Eventually Vollering beat Rooijjackers to win the stage, and the clock started to tick. The entire cycling world held its breath as Niewiadoma sprinted the final 500 meters. The explosion of sound and emotion as Niewiadoma crossed the finish line could have set off a Taylor Swift-like earthquake. And she did. Kasia Niewiadoma won the Tour de France Femme by four seconds.
What it means
“During the stage I was going through a rollercoaster of thoughts and emotions so to cross the finish line with just a few seconds between us is a dream come true,” Niewiadoma said. “I need a moment to process it all and I’m really looking forward to going to the team bus, celebrating with my girls and really realizing what happened.”
“I’m overwhelmed with emotion right now,” Szabo said. “It’s unbelievable.”
Against all odds, Vollering is the better climber on paper, and Niewiadoma has a history of narrowly missing out on major victories in the sport, but she took the biggest win of her career on one of cycling’s most iconic climbs, with the smallest margin of victory in Tour history (for either man or woman).
The Olympics didn’t go her way, but it only took a week for the universe to decide it was her time to shine.
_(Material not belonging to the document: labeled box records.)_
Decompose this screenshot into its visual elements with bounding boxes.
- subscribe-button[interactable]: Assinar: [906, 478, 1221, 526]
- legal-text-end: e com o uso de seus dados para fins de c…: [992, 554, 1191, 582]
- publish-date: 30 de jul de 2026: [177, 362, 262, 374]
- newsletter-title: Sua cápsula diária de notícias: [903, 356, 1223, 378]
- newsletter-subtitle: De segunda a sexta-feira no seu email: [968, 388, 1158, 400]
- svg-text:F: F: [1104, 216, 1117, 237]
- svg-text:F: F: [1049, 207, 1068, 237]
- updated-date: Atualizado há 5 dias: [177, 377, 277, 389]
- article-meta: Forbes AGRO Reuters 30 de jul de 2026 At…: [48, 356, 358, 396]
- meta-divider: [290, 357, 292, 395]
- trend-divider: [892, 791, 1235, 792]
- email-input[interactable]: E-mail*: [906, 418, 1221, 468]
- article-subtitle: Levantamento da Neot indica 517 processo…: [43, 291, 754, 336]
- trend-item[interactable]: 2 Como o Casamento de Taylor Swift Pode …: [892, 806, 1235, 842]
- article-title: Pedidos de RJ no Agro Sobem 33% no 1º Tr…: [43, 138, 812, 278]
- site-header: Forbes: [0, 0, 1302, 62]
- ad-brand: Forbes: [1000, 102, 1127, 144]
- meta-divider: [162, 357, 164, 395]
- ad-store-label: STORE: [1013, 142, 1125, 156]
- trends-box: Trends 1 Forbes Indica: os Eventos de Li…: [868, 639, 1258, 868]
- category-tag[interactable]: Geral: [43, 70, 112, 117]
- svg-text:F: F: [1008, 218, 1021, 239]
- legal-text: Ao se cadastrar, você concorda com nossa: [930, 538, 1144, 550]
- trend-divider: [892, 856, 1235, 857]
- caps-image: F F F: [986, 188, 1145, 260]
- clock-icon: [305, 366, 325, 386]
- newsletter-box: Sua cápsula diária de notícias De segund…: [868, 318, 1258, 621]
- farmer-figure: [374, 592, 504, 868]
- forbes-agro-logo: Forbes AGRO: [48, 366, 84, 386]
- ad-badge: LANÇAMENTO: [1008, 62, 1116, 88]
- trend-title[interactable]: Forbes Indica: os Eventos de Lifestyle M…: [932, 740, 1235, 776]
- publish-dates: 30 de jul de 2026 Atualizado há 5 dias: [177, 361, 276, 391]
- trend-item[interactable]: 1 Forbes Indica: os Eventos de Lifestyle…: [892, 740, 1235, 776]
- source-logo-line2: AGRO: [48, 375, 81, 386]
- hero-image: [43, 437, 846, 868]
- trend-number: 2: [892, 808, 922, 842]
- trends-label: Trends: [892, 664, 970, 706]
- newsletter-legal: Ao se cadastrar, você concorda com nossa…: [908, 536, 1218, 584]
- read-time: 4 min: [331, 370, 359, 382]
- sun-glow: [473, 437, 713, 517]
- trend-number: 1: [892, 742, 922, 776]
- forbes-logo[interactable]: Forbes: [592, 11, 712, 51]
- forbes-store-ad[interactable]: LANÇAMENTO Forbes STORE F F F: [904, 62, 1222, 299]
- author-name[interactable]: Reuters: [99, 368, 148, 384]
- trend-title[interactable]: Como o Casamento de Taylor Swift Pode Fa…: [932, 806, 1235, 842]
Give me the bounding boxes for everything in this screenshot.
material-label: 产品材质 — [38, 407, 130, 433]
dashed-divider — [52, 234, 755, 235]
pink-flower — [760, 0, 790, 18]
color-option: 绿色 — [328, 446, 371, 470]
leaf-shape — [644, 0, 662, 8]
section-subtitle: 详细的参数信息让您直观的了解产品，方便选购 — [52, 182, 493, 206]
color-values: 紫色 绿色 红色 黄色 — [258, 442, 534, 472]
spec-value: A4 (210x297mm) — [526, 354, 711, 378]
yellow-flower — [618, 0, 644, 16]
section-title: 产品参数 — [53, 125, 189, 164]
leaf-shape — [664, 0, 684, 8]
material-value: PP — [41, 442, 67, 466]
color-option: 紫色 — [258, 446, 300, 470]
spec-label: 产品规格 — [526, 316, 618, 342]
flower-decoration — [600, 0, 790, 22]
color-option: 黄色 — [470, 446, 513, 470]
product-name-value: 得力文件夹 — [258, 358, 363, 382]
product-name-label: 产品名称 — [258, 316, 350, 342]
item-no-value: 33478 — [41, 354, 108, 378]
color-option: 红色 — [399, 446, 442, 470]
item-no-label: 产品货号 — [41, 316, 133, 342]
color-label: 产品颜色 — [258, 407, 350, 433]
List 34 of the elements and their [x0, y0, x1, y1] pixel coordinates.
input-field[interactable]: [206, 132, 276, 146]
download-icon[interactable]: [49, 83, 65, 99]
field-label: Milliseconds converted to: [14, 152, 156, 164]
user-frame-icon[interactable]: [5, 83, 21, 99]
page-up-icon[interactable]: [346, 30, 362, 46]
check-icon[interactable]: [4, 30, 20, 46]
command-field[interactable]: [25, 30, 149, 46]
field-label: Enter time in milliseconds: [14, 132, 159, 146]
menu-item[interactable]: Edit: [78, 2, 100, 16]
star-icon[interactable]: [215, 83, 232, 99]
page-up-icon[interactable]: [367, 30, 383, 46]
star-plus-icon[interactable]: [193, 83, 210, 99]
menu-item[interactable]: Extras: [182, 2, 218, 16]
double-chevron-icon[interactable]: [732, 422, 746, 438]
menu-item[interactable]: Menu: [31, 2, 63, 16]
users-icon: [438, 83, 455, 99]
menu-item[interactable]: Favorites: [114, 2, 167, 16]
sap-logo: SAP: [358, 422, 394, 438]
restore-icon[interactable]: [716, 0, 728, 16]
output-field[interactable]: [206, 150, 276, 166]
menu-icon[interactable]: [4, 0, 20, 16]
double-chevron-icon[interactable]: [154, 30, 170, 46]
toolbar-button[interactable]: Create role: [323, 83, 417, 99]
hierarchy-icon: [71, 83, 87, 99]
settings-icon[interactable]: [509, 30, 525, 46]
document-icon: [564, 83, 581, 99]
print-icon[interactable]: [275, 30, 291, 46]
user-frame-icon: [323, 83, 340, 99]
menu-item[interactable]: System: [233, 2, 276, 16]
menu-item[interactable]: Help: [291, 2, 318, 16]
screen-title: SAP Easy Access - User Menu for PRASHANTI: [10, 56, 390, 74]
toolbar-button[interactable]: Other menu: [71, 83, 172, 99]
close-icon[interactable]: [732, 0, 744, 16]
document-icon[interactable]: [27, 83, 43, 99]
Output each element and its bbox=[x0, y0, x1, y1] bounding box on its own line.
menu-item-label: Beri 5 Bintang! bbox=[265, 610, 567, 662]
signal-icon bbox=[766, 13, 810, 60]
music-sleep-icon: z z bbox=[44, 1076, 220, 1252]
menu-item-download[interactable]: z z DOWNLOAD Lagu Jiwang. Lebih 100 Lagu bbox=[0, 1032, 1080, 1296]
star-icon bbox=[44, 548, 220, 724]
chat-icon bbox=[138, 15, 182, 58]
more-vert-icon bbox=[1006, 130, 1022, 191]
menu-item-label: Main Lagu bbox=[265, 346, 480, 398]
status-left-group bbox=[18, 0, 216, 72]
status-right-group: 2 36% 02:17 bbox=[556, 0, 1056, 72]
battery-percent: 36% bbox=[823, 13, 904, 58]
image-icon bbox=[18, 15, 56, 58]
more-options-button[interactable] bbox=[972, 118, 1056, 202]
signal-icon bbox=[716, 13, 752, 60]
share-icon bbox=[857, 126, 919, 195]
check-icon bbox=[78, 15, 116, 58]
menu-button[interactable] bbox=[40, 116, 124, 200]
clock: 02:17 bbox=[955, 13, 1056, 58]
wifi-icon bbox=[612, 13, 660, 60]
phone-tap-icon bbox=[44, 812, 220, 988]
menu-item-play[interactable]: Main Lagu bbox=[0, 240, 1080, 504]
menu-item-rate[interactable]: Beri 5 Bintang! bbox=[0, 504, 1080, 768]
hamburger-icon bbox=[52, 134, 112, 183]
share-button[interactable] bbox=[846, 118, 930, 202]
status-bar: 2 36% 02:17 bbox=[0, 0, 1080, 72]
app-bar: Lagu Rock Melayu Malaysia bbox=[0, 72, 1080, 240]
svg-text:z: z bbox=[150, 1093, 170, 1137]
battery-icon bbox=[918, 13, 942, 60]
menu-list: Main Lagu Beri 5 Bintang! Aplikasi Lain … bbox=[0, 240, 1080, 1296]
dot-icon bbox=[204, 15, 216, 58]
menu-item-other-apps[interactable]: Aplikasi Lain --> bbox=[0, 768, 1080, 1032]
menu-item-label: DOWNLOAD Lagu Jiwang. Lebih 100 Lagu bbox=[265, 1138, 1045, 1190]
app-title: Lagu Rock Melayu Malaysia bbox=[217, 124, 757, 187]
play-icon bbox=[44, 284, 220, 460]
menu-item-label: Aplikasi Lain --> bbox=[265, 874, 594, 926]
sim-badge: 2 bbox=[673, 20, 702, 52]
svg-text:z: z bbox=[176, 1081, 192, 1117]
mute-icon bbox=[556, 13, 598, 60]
“I’m just glad Kasia didn’t finish third for the third time in a row,” Zabel said after the race.


Niewiadoma hasn’t won races as frequently as Vollering, Lorena Wiebes or Elisa Longo Borghini, but she’s been a consistent force in the pack for the past 11 years. If there’s a move, Niewiadoma is there. If there’s a hill, she’s going for it. She races with her heart, but this year she’s also relied on her brain. That combination has delivered the 29-year-old a historic victory, and now the only question is what she’ll do next.
Another race that has eluded her throughout her career is Strade Bianche, where she has been on the podium four times, including second place three times, and a win there is certainly within reach for Niewiadoma.
She’s not thinking about that yet. Now is the time to celebrate that all the hard work, all the years of near misses and heartbreaking moments, has paid off. Kasia Niewiadoma has just won the Tour de France Femme, and women’s cycling is better for it.